The top order has been inconsistent. Against India, in the Caribbean last year the top order was repeatedly undermined by JaspritBumrah, in particular, and the Indian pace attack. Even when the West Indies confronted Afghanistan in Lucknow they were quickly 34 for 2 before the early damage was repaired by Campbell, who made 55 and Shamar Brooks, who scored his maiden test century. Even so, they still could only eke out a total of 277.

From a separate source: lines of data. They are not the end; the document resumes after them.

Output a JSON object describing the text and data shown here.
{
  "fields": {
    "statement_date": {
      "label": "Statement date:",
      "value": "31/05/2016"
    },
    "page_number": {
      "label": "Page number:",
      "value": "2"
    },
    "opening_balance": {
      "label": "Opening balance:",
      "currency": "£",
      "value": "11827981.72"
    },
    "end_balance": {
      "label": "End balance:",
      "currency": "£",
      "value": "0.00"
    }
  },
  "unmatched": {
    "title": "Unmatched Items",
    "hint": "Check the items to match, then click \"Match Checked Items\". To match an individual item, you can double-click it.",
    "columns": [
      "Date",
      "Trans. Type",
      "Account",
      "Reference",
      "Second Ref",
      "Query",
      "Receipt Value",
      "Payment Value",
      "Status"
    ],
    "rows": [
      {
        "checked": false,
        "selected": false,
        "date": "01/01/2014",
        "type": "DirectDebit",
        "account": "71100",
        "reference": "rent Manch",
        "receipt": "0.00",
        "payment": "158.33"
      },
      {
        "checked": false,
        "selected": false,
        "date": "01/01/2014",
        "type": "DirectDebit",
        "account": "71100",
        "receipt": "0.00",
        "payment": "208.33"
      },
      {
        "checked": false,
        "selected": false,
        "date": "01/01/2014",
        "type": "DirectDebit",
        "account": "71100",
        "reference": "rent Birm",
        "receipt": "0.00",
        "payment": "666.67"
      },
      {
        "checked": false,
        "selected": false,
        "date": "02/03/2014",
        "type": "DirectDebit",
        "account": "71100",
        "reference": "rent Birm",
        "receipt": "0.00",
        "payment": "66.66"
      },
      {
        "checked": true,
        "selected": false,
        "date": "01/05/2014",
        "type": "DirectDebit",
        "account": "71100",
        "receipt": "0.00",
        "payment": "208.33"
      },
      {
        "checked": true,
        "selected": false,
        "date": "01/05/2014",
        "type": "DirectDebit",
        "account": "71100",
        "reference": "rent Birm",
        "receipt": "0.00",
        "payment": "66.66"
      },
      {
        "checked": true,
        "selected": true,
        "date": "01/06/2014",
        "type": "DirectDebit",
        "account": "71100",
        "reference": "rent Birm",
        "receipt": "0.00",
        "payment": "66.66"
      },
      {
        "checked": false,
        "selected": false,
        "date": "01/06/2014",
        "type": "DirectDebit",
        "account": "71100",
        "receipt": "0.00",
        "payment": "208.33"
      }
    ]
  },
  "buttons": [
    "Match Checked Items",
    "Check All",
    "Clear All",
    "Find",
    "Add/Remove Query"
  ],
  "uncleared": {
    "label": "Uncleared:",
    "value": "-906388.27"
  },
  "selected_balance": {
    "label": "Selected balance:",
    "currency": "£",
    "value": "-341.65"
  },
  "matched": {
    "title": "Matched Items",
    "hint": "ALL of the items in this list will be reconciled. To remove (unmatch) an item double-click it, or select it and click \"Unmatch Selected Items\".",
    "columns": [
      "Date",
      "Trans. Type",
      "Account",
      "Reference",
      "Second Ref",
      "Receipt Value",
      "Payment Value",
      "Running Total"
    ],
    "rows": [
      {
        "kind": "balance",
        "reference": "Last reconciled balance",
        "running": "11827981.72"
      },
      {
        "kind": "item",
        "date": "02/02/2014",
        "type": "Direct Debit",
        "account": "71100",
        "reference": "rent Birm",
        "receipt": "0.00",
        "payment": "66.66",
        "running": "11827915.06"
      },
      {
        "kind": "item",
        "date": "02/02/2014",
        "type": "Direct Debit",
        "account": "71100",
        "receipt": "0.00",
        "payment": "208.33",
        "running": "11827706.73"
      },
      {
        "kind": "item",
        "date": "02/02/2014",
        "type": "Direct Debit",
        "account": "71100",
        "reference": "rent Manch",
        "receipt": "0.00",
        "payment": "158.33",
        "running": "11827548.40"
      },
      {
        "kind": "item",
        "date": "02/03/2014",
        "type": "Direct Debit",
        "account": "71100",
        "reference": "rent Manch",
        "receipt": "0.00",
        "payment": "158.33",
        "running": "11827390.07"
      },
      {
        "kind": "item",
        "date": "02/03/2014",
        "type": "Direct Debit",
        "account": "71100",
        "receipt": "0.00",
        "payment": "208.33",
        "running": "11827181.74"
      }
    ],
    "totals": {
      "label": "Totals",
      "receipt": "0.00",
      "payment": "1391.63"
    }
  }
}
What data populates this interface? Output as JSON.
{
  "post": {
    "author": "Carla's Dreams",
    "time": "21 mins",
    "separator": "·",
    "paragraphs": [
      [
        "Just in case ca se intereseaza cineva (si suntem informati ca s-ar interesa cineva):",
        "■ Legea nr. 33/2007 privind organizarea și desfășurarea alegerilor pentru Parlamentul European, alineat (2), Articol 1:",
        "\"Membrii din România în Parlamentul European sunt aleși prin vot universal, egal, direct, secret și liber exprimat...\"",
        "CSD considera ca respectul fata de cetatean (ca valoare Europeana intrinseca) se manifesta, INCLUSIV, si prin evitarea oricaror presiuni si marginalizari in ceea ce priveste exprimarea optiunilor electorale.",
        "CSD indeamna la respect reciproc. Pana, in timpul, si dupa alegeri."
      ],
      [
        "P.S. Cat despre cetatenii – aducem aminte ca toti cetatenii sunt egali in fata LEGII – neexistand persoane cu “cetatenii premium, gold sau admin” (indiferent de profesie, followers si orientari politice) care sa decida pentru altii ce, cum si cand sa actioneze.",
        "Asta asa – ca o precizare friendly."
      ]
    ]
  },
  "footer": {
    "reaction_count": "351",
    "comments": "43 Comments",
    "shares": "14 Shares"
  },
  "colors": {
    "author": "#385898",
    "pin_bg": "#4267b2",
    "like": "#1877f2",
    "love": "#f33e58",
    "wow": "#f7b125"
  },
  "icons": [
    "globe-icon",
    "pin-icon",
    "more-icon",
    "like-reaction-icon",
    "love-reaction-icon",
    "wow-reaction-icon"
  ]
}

Barbadian opener Brathwaite has been a fixture for a while, but he has been experiencing such a lean period lately that it is only a lack of reasonable options that are keeping him in the side. Shamar Brooks scored a hundred in his last Test, but then went on to have a forgettable first-class season, and, from all indications, lacks good form at the moment despite his second-innings 66 in the first practice game.
There is really no member of the batting unit that should cause the Englishmen sleepless nights. Hope and Brathwaite had unbelievable games at Headingly during the last visit but neither has shown anything approaching that level of proficiency since. Many in the Caribbean who hoped that performance would have lifted Hope, especially, to a new, elite level have been disappointed.
West Indies captain Jason Holder put the English bowlers to the sword with his unbeaten 202 in the first Test of the 2019 series, but his form and fitness have been something a mystery lately, fueled by his limited participation in the practice games.
If anything, the practice games reinforced the concern that the visitors’ batting may not be up to scratch. The likely first Test line up, mostly placed on one side, did not really impress as a unit and was even bungled out for 178 in the second game.
Coach Roddy Estwick, in fact, having witnessed the practice games up close, expressed some dissatisfaction with the performance of the top batsmen. That is the main worry of Caribbean cricket fans as their team takes on the Englishmen. But if they can somehow find a way to get some runs on the board, then they might well surprise the Englishmen again.